Ahead of the 2014 World Cup and the 2016 Olympics, the sporting programmes are looking to build a social legacy intended to continue after the end of the mega events.
The initiatives are also increasing access to different sports, by disadvantaged communities, and promoting equality, tolerance and inclusiveness.
Governmental programmes, such as the ‘Escolinhas Esportivas Educacionais’ (Socio-sports schools) in the state of Mato Grosso do Sul, have made available a range of less popular sports free to disadvantaged children. These include karate, taekwondo and golf.
In addition, international sporting stars have visited some of these initiatives, often in the Brazilian slums locally known as ‘favelas’, and shown their support by giving workshops and lessons in their respective sports. The sporting stars include the US Olympic medallist Michael Phelps, the New Zealand rugby player Kieran Read and his fellow countryman and former All Blacks captain Sean Fitzpatrick.
“We are giving the underprivileged children that don’t get the opportunity to play sports, the chance to do it whether it will be rugby, cricket or football.” said Sean Fitzpatrick.
“If children enjoy it, it can change their lives by taking them out of the streets. Instead of doing naughty things, they’re doing good things,” he added.
A pool of future athletes
Using sport for inclusion is a common practice in the country that started when social problems such as the increase of the child mortality rate, violence and criminality, emerged in the Brazilian society. These programmes were intensified in the 80’s through the implementation of new public policies.
Recently, those programmes have increased in number by the forthcoming mega events.
Several of them are simultaneously being used to spot potential future athletes, mainly in the underprivileged communities.
Ygor Coelho from Jacarepaguá, Rio de Janeiro, is an example of an athlete that started in a social-sport programme.
The 16 year-old represented Brazil last November in the Badminton Junior World Championships, in Thailand.
Similarly, Ediela Matos, 17, and Miriam Souza, 15, have both represented Brazil internationally.
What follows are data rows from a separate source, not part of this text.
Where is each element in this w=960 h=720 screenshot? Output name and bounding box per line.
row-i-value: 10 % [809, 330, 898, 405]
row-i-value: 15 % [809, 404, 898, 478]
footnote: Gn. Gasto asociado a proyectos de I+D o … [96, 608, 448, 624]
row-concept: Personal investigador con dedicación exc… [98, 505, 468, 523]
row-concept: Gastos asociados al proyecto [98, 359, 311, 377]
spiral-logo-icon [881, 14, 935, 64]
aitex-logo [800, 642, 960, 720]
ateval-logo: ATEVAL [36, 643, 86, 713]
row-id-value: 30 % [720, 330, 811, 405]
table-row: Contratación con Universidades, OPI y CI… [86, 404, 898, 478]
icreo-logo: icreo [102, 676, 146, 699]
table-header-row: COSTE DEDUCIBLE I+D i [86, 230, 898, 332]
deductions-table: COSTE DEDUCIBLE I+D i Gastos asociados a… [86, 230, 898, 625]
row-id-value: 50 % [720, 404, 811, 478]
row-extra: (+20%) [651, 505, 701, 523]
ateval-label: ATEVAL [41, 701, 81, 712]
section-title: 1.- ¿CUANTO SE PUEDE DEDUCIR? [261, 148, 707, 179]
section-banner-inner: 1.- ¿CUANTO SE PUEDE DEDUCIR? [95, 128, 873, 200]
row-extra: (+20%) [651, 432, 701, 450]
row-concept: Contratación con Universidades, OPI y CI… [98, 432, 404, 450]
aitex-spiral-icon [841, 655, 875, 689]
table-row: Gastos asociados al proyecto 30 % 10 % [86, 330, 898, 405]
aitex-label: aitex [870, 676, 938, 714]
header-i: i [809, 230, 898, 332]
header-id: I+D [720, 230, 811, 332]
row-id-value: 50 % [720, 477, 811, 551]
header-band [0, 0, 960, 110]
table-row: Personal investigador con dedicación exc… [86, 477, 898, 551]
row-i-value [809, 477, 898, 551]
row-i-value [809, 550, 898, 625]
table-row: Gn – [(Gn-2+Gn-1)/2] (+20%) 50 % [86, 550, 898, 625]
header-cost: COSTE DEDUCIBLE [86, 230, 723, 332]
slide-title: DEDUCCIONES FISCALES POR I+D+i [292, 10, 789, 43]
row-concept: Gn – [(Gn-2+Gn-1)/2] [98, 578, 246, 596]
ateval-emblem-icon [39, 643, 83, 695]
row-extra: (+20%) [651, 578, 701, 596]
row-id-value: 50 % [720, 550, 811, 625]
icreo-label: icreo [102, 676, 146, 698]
Their sporting career in canoeing started after they joined the project ‘Remando para a Cidadania’ (Paddling for Citizenship).
Wellington Aires, coordinator of the canoeing project said:
“As we start to work [with these children], being more involved and enjoying it, we start to dream bigger and that only brings good things. Their achievements and performances in events are one of them.”
In football, the ‘Guerreiras Project’ (The Warriors Project), funded by a group of former football players of the Brazilian women’s National Team, artists and academics, uses the game as a tool to discuss Human Rights and gender equality.
The initiatives ‘Construindo Pontes com o Futebol’ (Building Soccer Bridges), “Futebol Minas Pela Paz” (Football in Minas for Peace) and Paraesportes (Parasports) are a few other examples of programmes that use football for the inclusion of underprivileged children and people with disabilities.
“Blind people, people on wheelchairs, we all have abilities and the barriers we face are demotivating. We need these projects to feel included because we want to be included”, said Erik Pereira, a dumb player of the Paraesports project.